Starting point is 01:45:40 Honestly, he was so swashbuckling. What did he do again? And so cute. So swashbuckling what did he do again cute um he needs to get out of here because like i gotta talk to him that skin has got to get under the sun again gotta get that vitamin d glow back um so he was pardoned and in 1894 he was released and he get this led a fully law-abiding life until his death in 1907. So for the rest of his life, he did not break one single law. Honestly, then you know what? I eat my words.
Starting point is 01:46:11 He was fully rehabilitated. He may have been, right? Maybe he was one person who just, he just needed to learn his lesson one time and that was enough for him. It's all the manners of it. He just needed to realize how impolite he was being. And then he changed his ways, you know? He was like, how could I have strayed so far? How could I have?

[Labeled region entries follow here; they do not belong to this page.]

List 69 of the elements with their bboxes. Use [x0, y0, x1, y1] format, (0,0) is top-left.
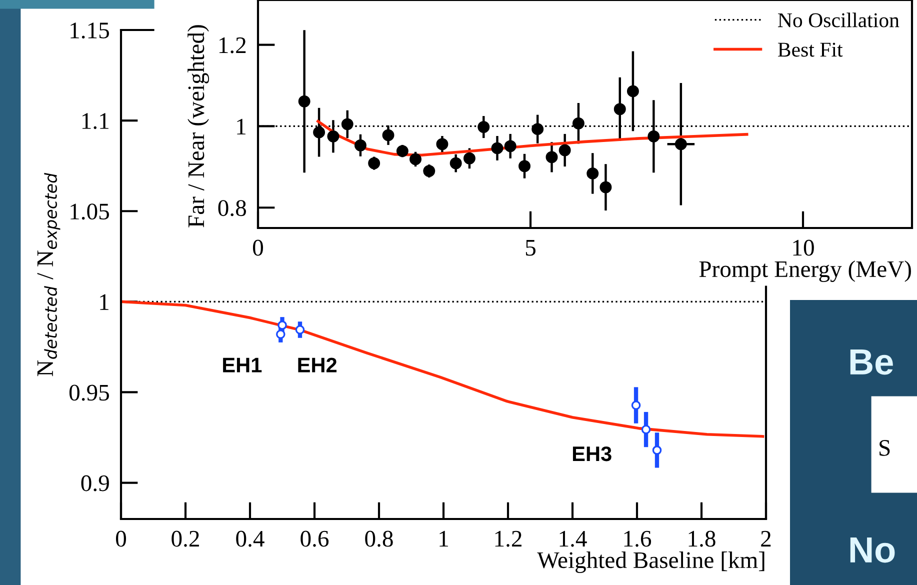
point [396, 145, 408, 158]
point [652, 446, 662, 455]
x-tick-label: 0.2 [172, 530, 199, 547]
x-tick-label: 0.8 [365, 530, 393, 547]
point [354, 139, 366, 152]
annotation: EH2 [298, 358, 337, 372]
point [674, 138, 687, 150]
x-tick-label: 1.2 [495, 530, 522, 547]
line-series [121, 300, 764, 438]
point [436, 138, 448, 150]
point [518, 160, 530, 172]
point [586, 167, 599, 180]
point [368, 157, 380, 170]
x-tick-label: 1.4 [560, 530, 587, 547]
x-tick-label: 0 [252, 240, 264, 256]
point [423, 165, 436, 177]
x-axis-title: Prompt Energy (MeV) [699, 260, 911, 282]
text: S [880, 440, 890, 456]
x-tick-label: 0.4 [236, 530, 264, 547]
point [478, 121, 490, 134]
text: Be [850, 349, 893, 375]
point [276, 330, 286, 339]
x-tick-label: 0 [116, 530, 126, 547]
point [463, 152, 476, 164]
point [327, 130, 340, 142]
legend-label: Best Fit [778, 42, 843, 57]
x-tick-label: 1.8 [688, 530, 716, 547]
point [313, 126, 326, 138]
y-tick-label: 1.2 [219, 37, 246, 54]
y-tick-label: 0.8 [218, 200, 246, 216]
y-tick-label: 1 [237, 118, 246, 134]
x-tick-label: 5 [526, 240, 536, 256]
point [295, 325, 305, 334]
point [546, 151, 558, 164]
y-tick-label: 1.1 [82, 113, 108, 130]
y-axis-title: N$_{detected}$ / N$_{expected}$ [37, 172, 60, 376]
point [491, 142, 504, 154]
point [298, 95, 310, 108]
point [504, 140, 516, 152]
point [614, 103, 626, 116]
x-tick-label: 0.6 [300, 530, 329, 547]
y-tick-label: 0.95 [69, 384, 109, 401]
point [410, 153, 422, 166]
y-tick-label: 1.05 [70, 204, 109, 220]
point [532, 123, 544, 136]
point [631, 400, 641, 410]
annotation: EH1 [223, 358, 262, 372]
x-axis-title: Weighted Baseline [km] [537, 552, 764, 573]
x-tick-label: 1 [440, 530, 448, 546]
point [341, 118, 354, 130]
x-tick-label: 1.6 [624, 530, 652, 547]
point [450, 157, 462, 170]
legend-label: No Oscillation [778, 12, 900, 28]
annotation: EH3 [572, 446, 612, 462]
x-tick-label: 10 [793, 240, 814, 256]
point [278, 320, 287, 330]
y-tick-label: 1 [100, 294, 108, 310]
point [558, 144, 571, 156]
x-tick-label: 2 [761, 530, 771, 546]
text: No [850, 537, 895, 563]
point [641, 424, 651, 434]
point [382, 129, 394, 142]
point [572, 117, 584, 130]
point [600, 181, 612, 194]
y-tick-label: 1.15 [70, 22, 109, 39]
point [648, 130, 660, 142]
y-tick-label: 0.9 [81, 475, 109, 492]
y-axis-title: Far / Near (weighted) [188, 25, 210, 228]
point [626, 85, 639, 98]
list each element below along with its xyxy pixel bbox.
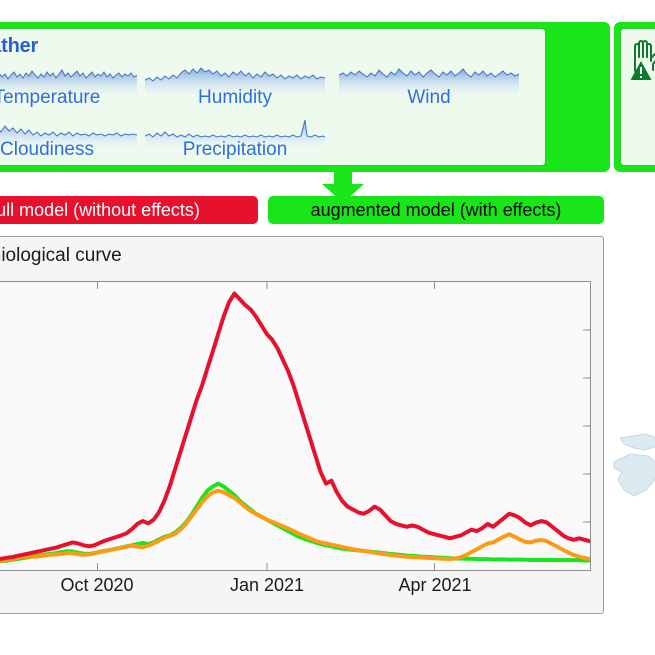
null-model-label: null model (without effects) bbox=[0, 199, 200, 220]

Starting point is 01:46:29 So he died in Yates Center, Kansas at the age of 60. And the remainder of his life was so law abiding, in fact, that it's rumored he never returned to get his gold from its hiding spot. Wow. He didn't even touch it. Probably because it was inconvenient for him to have to go back. To go get a shovel and then dig it up. Ugh, never mind. If someone else happens to be there, I will certainly ask them to do it for me though. So it's believed Milton Sharpe successfully robbed over 20 stagecoaches and yet he never revealed where he buried his gold,
Starting point is 01:47:00 nor did he ever go to retrieve it. the real mystery now is where sharp's treasure is located uh in 1910 two brothers by the names of gus and will hess claim to have found small amounts of sharp's loot hidden in the hills of bode california but it's estimated that over 70 percent of the treasure has never been found um it's been rumored to be buried on the old stage roads around nevada and california border but to this day it's never been found so wow road trip oh yeah but then his ghost will like reach down with a ouija board and be like horse lawn can you bring it back to me i horse lawn i really i planned on going back but now that you're over there if you could just do me a solid with my charming eyes and my swarthy skin the longest
Starting point is 01:47:43 fucking ouija board session ever because it's gonna be like i apologize for the major inconvenience but and somehow i'd be like i can't see your eyes but they feel dazzling i feel so like weak in the knees yeah you're so swashbuckling wow if if i were ever to be described as swashbuckling i think i'd just fall over that and now that he knows that i might be getting a message from beyond getting a little knock knock from from our friend milton sharp um so that was a short one i know but um i have to watch my baby today in like four minutes so i figured i'd do kind of a brief oldie but a goodie. No, that was a good one. Good job.
Starting point is 01:48:28 Well, we got a Missouri episode today somehow. I know. I don't know how that happened. That was not planned. But I hope everyone in Missouri has a great fucking day. Hope you like that little shout out to you. Yeah, a little tip of the hat to you, if you will. Tip of the hat from us to you. The most polite people you know.
Starting point is 01:48:45 All right. A tip of the hat to you, if you will. A tip of the hat from us to you, the most polite people you know. Yeah. All right. Well, I guess since you got to go watch your baby. I got to go do it. I got to go pee too, so I'm full of problems. Oh, my God. Okay. I know.
Starting point is 01:48:56 Well, quickly, at haste. And that's why we drink.